Сращивание государства и РПЦ – одна из самых обсуждаемых тем. О том, насколько сильно влияние церкви на власть, легенде о благодатном огне, моде на духовников и церковных бабульках-комсомолках Online812 рассказал протоиерей Георгий МИТРОФАНОВ, профессор Санкт-Петербургской православной духовной академии, член Межсоборного присутствия Русской православной церкви и Синодальной комиссии по канонизации святых.
— Судя по отношениям церкви и власти, создается впечатление, что они уже почти одно целое. При этом влияние церкви на чиновников как-то не ощущается — отношение власти к народу не стало более христианским.
— Это как раз является свидетельством того, что церковь и государство не слились.
— А как же публичные лобызания иерархов с чиновниками?
— С кем только не целовались коммунистические вожди. Разве можно обольщаться подобного рода действиями? Я убежден, что большинство наших государственных деятелей являются людьми глубоко нецерковными, хотя и заходящими в храмы. Если бы они действительно были христианами, то не было бы такой коррупции и злоупотреблений служебным положением, и всего того, о чем мы с вами хорошо знаем. Вера без дела мертва.
Мы живем в одной из самых дехристианизированных стран мира, где дехристианизирован не только сам народ, но и правящий класс. Быстро воцерковиться не удастся. Кто является церковным человеком? Отнюдь не тот, кто крещен и считает себя православным человеком, а тот, кто причащается хотя бы раз в год. Таковых у нас в стране и пяти процентов не наберется. И это наш актив, хотя и в нем существует разного рода люди. Остальная масса крещенных или некрещеных, идентифицирующая себя как православные или нет — это крещеные или некрещеные безбожники. Какую бы черкеску после Крымска ни надел Ткачев, хочется сказать: «Черкеска на тебе есть, а креста – нет». Хотя не сомневаюсь, что он его носит.
— Говорят, что губернатор Полтавченко очень верующий человек. Это сказалось на жизни епархии?
— Я с ним лично не знаком, поэтому ничего не могу сказать. Что касается его участия в жизни нашей епархии, то у меня нет опыта общения с его окружением.
— Сейчас появилась мода на духовников. Говорят, что духовник есть и у Путина. Не знаете, как он влияет на президента?
— Архимандрита Тихона я знаю лично, и он мне прямо говорил, что не является духовником Путина. Я думаю, что у нашего президента главный духовник – это он сам.

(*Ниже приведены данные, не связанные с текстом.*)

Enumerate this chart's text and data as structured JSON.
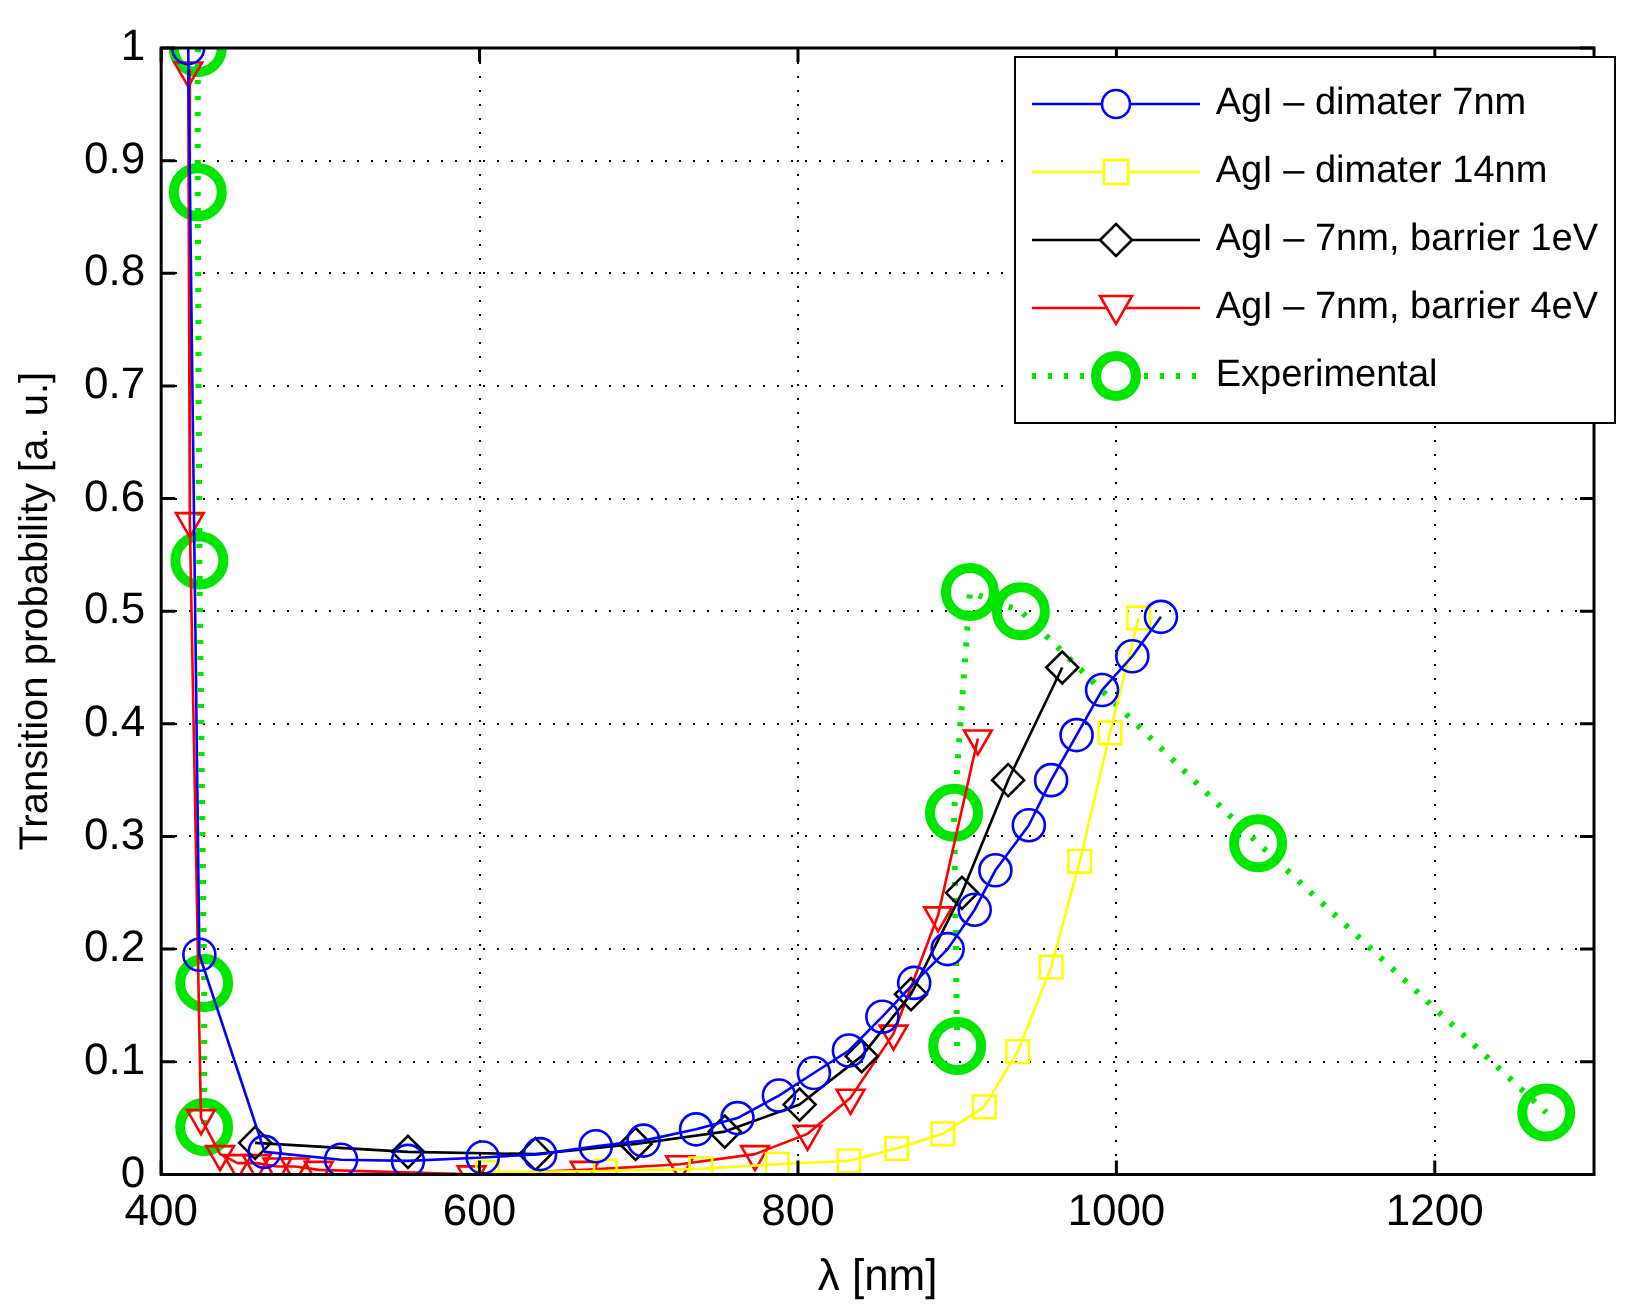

Что такое духовник? На самом деле, это не духовный отец, который определяет волю. Такие отношения редко складываются, и то в условиях монастыря. Духовник – это постоянно исповедующий священник. У многих православных людей нет постоянно исповедующих священников, исповедь происходит в переполненных храмах, как на конвейере. Мне кажется, говорить о подлинных взаимоотношениях духовника со своим духовным чадом можно в редких случаях.
Интересный феномен получается, когда богатые новые русские начинают воцерковляться. Положение духовника становится очень сложным – он должен подстраиваться под него, чтобы не остаться без его участия в приходской жизни. Но еще большей серьезной проблемой является то, что большая часть людей не испытывает потребности в исповеди, а привычки исповедоваться у них нет. Отсюда разного рода имитация исповеди. Некоторые считают, что исповедь это некий психотерапевтический сеанс, и говорят о своих проблемах, но это не может быть темой исповеди.
— Заявления некоторых клириков РПЦ напоминают дремучее Средневековье – почему так?
— «Русь крещена, но не просвещена». Эти слова Лескова актуальны и для нашего времени. Один из авторитетнейших обер-прокуроров Синода Победоносцев в конце девятнадцатого века говорил: «Наш народ ничего не понимает в богослужении, а из молитв знает только «Отче наш», и то часто читает его с ошибками». С другой стороны, чудотворные иконы и мощи, пышные церковные праздники, знание какому святому в каком случае молиться и к каким мощам прикладываться заменяло полнокровное христианское мировоззрение.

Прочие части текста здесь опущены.